DTV-8
- Country: Guyana
- Broadcast area: National
- Headquarters: New Amsterdam

Programming
- Language: English

Ownership
- Owner: Dave's Portrait Studio

History
- Launched: 22 December 1993

Links
- Website: https://dtv8.net/

Availability

Terrestrial
- UHF: Analog VHF 8

= DTV-8 =

Dave's Television Channel 8, also known as DTV-8 or Berbice Super Station, is a Guyanese family-owned television station. The station is owned by Dave's Portrait Studio and covers the Berbice region. Its longtime slogan is Television for the entire family.

==History==
The station was founded by David "Dave" Rambarran and started broadcasting on 22 December 1993, eight years after his company (founded in 1947) started a video production unit. In its early years, the station produced a variety of local programs, such as Know your County, Teen Rap, the satirical year-end series Berbice Lampoon, Here in Berbice among others. The news operation started with a reduced bulletin DTV-8 News Digest hosted by a husband-and-wife team, before starting a full live newscast Prime News, which was the first to include a birthday segment and helped popularize the concept of death announcements on Guyanese television, which later spread to other stations. It was the first in Berbice and among the first in Guyana to do live outside broadcasts.

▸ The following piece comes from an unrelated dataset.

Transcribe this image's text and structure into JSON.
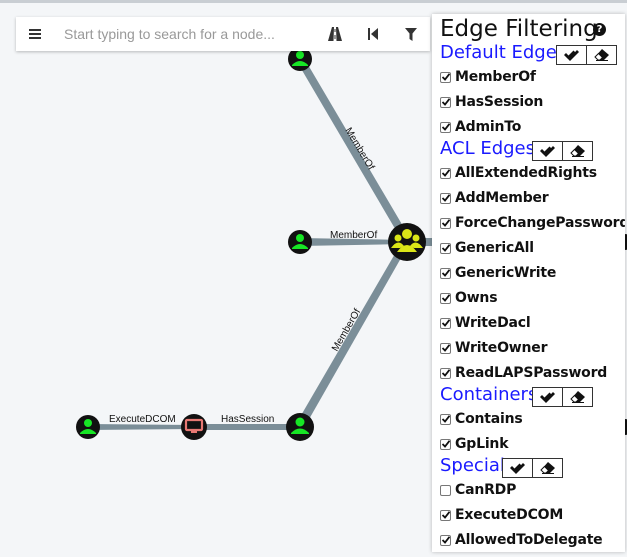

DTV8 aired graphic footage of an accident on No 19 Public Road on 29 October. Stephen Merai condemned the footage, titling it as "nasty" and that the station should be more professional to avoid such footage. The station claimed that Merai's comments were out of context and a disclaimer aired before the footage.

For its 20th anniversary in December 2013, the station held a series of activities, including donations to charities and a church, a call-in competition and a one-hour program presented by Gregory Rambarran about its creation. At the time, it was the only station in Berbice with the ability of producing live outside broadcasts and had reception in regions 4 and 5. There were claims that its signal was also received in Essequibo. On October 9, 2014, it held a joint blood drive with the All Saints Anglican Church, attracting 41 volunteers.